2 August 2012

by Aria Rajasa Masna

[Simply Business] Should You Do Your Own Customer Service? Yes

I've been running Tees.co.id for two weeks now and like most new startups, it's a consecutive hectic day after day and I'm loving it. There's a lot of things that I do differently from my previous startup but the one thing that's clearly different is the way we do customer service. We are very open from the start, we give our visitors our email addresses, phone numbers, and BBM (I hate it but I just have to..) and also available in Twitter as well. We have emails for all sorts of things just to classify interests but every email, SMS, phone call, Twitter DM and mentions and BBM goes directly to one person: ME.

Doing customer service myself made me realize a lot of things, it gives me direct insight from the customers on what their pain points are, what problems they are facing and what features they wanted.

On the other side, it also helps to humanize your company and make it more horizontal. It's really important for startup to be humble and make your users feel that we're one of them. I want the community to affect Tees.co.id growth and development directly so that the company would stay relevant to them, give them a sense of belonging and hopefully become our loyal customers.

There's also a lot more benefits that you can take from this, you as a founder have the power to give freebies if needed, promise a feature be developed soon and give a sense of trust that the top  management knows about the problem the user is facing and will fix it soon. Basically things that a normal customer service cannot give nor have the power to do.

It is not all bells and whistle though, it comes with a price. I do recall getting a phone call at 2 AM asking why nobody replied his email that was sent at 9 PM the day before or numerous SMS asking for status orders on your (supposedly) calm weekends and the hundreds of emails asking pretty much the same thing. It's quite a hassle really.

But I've streamlined everything to make it easier for me. I got myself a dedicated BlackBerry phone for all support purpose, I installed Dropbox for Blackberry and saved a FAQs file in .txt format (including all the links needed) so I can just copy paste any questions from that note. I installed the canned response gmail plugin so I can just click a template answer on common questions. You would still need to answer a lot of messages that have unique problems but at least you can semi-automate the majority of messages.

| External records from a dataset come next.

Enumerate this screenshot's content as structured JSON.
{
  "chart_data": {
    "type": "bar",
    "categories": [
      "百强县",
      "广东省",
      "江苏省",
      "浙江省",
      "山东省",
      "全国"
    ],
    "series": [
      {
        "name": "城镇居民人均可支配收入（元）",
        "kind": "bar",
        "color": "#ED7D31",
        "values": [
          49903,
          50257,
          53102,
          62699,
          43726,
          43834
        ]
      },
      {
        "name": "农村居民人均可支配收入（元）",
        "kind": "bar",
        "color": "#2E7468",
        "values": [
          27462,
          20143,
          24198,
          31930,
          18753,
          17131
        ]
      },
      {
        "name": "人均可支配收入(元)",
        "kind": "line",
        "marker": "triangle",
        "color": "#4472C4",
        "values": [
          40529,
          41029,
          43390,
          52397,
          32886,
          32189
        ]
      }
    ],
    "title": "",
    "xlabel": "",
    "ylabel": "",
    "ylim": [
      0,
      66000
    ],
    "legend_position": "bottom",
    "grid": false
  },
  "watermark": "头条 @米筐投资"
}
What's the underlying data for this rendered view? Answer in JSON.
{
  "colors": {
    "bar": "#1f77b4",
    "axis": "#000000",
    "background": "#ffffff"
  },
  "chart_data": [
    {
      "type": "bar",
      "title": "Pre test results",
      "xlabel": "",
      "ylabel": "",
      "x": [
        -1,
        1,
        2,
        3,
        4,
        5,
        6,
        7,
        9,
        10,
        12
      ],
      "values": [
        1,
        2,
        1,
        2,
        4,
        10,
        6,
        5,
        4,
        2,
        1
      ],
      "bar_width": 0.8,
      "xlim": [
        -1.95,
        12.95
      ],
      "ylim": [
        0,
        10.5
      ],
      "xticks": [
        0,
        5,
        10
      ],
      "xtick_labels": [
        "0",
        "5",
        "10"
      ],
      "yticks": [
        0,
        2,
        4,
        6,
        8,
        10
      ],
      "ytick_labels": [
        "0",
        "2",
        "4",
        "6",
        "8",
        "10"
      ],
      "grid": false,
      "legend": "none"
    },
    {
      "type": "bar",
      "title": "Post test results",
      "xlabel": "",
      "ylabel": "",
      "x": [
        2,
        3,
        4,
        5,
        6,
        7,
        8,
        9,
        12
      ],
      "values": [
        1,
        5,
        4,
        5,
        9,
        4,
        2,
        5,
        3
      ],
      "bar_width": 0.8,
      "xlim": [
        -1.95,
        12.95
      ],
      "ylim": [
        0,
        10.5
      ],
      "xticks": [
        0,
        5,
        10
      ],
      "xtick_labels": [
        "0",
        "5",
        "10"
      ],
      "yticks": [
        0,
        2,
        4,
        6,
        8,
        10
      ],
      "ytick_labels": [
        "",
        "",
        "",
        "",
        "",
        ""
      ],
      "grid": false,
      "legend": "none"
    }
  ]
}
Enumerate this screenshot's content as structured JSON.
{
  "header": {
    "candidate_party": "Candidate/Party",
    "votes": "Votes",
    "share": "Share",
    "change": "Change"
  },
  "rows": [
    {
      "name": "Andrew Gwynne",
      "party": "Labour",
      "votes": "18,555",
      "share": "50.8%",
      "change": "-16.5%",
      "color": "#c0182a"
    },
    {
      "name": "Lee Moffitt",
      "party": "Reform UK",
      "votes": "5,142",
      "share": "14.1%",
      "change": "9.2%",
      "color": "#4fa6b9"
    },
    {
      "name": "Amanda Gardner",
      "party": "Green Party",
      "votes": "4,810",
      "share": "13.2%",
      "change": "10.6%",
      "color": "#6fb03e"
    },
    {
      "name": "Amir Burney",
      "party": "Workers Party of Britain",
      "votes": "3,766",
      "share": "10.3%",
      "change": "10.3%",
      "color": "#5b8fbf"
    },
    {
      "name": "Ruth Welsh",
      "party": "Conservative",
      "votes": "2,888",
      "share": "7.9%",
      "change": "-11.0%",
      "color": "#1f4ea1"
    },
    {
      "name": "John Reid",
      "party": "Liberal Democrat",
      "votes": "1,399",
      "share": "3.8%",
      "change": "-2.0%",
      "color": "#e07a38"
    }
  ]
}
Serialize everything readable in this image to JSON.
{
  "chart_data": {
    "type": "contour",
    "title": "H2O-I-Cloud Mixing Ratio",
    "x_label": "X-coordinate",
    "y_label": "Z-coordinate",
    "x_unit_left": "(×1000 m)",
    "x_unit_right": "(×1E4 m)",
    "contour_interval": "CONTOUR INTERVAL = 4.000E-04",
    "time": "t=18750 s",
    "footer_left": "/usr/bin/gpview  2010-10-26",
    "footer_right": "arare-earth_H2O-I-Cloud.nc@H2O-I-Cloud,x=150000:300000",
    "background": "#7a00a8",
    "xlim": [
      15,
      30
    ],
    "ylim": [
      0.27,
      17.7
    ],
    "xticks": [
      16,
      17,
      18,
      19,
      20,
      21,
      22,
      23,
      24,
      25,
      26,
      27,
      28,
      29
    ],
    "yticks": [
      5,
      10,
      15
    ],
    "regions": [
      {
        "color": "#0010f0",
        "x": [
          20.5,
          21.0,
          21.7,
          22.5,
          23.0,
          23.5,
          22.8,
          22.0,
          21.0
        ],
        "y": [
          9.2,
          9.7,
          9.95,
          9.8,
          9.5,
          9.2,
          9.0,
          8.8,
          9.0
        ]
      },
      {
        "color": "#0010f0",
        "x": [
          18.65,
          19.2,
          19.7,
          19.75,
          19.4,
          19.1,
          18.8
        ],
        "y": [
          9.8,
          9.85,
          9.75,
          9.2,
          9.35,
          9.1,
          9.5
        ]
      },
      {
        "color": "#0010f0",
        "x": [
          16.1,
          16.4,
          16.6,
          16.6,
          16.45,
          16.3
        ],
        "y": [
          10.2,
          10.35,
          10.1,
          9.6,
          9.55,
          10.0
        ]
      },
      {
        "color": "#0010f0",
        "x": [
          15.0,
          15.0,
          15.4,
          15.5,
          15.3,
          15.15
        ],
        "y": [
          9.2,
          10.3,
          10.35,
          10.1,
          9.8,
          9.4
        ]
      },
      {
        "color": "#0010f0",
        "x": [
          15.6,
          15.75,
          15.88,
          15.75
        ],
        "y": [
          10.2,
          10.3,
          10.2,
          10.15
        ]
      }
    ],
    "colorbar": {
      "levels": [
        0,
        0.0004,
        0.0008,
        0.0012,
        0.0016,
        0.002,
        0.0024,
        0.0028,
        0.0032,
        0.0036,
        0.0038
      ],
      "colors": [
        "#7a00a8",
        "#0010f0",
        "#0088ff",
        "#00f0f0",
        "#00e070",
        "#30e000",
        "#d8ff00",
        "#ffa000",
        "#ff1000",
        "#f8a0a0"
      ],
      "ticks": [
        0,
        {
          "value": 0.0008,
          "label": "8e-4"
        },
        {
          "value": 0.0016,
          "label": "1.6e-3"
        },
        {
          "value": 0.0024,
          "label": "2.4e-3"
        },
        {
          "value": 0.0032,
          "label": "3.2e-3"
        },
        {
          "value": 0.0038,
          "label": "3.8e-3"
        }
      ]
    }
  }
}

I've been doing this for quite a while and started to get the hang of things. I'm not planning on doing this forever and I've started to write a working standards of procedure for customer service management and such but I'll still be doing this for about 2-3 more months because It truly is beneficial to talk directly to customers. The best reward for doing this is probably the encouragement you get from people, telling you that you're doing something right and motivates you to do better. As I said before, doing your own customer service is cumbersome and tiring, but nothing beats hearing the words of encouragement directly from your paying customers.

Aria Rajasa is the CEO of gantibaju.com, a clothing startup backed by a very strong designer community. His passion in entrepreneurship has gotten him to establish a number of companies in technology and design industries since leaving university.